Who talks about it — and why to be careful

ARA-290 gets discussed in biohacking and chronic-pain forums, and vendors lean hard on the phrase "clinically studied" — which is technically true and deeply misleading. "Clinically studied" and "clinically proven" are not the same sentence. Plenty of drugs with promising phase 2 results go on to fail phase 3 completely; that's roughly why phase 3 exists.

There's a second thing worth flagging. The people in those trials had a specific, diagnosed condition — nerve damage from sarcoidosis. Results in that group tell you very little about what the peptide would do in a healthy person, or in someone with nerve pain from a different cause.
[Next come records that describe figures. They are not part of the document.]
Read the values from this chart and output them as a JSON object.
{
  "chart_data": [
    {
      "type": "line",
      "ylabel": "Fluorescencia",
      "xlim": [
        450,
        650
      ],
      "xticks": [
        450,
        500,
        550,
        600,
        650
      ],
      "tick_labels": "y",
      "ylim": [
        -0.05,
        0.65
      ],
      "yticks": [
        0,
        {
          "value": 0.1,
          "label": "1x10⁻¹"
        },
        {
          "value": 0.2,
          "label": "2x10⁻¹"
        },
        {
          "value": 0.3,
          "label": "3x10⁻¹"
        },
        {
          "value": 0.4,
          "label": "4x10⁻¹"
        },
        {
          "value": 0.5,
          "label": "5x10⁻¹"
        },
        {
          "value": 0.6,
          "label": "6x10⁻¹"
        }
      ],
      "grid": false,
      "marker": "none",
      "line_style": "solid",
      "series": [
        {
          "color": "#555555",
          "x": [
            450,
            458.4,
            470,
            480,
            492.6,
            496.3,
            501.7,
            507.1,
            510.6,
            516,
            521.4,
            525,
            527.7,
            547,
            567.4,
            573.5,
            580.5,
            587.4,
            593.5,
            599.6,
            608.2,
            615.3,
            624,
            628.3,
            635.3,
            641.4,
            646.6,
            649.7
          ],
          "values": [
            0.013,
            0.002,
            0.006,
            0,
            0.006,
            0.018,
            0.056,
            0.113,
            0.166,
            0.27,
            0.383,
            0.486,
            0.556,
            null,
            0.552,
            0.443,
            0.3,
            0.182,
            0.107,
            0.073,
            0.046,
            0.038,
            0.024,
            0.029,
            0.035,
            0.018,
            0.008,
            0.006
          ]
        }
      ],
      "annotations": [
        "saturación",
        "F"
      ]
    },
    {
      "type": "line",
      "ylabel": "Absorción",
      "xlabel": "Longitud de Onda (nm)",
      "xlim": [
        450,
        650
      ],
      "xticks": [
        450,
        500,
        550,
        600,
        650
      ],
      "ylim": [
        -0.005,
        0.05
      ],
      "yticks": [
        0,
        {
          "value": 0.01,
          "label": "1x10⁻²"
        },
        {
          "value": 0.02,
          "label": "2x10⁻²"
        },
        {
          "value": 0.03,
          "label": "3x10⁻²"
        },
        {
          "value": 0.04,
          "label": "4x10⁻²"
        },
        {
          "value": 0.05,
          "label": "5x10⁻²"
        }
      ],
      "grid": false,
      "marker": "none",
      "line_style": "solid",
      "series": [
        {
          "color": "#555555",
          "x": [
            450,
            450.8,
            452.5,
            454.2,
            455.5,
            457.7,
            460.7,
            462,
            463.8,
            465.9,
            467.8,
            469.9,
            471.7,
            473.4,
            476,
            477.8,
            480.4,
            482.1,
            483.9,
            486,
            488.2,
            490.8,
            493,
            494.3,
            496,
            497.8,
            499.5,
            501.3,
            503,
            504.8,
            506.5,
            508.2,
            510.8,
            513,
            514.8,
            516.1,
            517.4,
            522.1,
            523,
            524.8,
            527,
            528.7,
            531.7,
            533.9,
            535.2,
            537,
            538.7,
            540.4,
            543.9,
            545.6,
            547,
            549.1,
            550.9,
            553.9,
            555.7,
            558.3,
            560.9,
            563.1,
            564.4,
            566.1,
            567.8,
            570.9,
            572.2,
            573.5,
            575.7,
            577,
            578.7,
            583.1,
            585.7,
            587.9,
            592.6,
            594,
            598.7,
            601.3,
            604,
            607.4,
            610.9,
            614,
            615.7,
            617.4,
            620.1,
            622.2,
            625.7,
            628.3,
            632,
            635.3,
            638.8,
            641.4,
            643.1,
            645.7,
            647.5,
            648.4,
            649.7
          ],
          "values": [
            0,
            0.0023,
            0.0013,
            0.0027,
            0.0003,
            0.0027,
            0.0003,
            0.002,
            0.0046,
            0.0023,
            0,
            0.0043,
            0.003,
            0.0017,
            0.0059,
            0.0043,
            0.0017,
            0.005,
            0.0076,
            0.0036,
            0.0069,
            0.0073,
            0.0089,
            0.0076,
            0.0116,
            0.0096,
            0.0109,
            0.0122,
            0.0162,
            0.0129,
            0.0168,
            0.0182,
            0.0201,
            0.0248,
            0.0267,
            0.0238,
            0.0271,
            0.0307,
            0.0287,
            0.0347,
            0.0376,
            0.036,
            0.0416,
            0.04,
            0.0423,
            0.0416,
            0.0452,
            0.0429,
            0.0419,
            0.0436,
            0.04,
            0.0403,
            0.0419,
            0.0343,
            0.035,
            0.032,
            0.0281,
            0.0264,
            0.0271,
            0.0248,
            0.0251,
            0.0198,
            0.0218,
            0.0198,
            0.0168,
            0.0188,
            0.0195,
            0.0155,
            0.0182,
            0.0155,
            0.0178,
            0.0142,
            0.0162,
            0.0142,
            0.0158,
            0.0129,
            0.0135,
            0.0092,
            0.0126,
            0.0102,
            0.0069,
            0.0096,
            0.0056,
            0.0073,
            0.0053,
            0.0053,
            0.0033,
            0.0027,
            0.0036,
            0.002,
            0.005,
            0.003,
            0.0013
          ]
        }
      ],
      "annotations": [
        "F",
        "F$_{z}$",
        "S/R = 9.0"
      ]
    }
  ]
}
If you're living with neuropathy, that's genuinely worth taking to a neurologist, who has approved options and can find out what's actually causing it.

What this does not mean

  • This does not mean ARA-290 is approved — 'has been in clinical trials' and 'is an approved medicine' are very different things.
  • This does not mean the promising early results are confirmed; the trials were small and never advanced to a completed phase 3.
  • This does not mean a product bought online matches what was tested — unregulated vials aren't checked for purity, sterility, or dose.
  • This is general education, not medical advice or a recommendation to use ARA-290.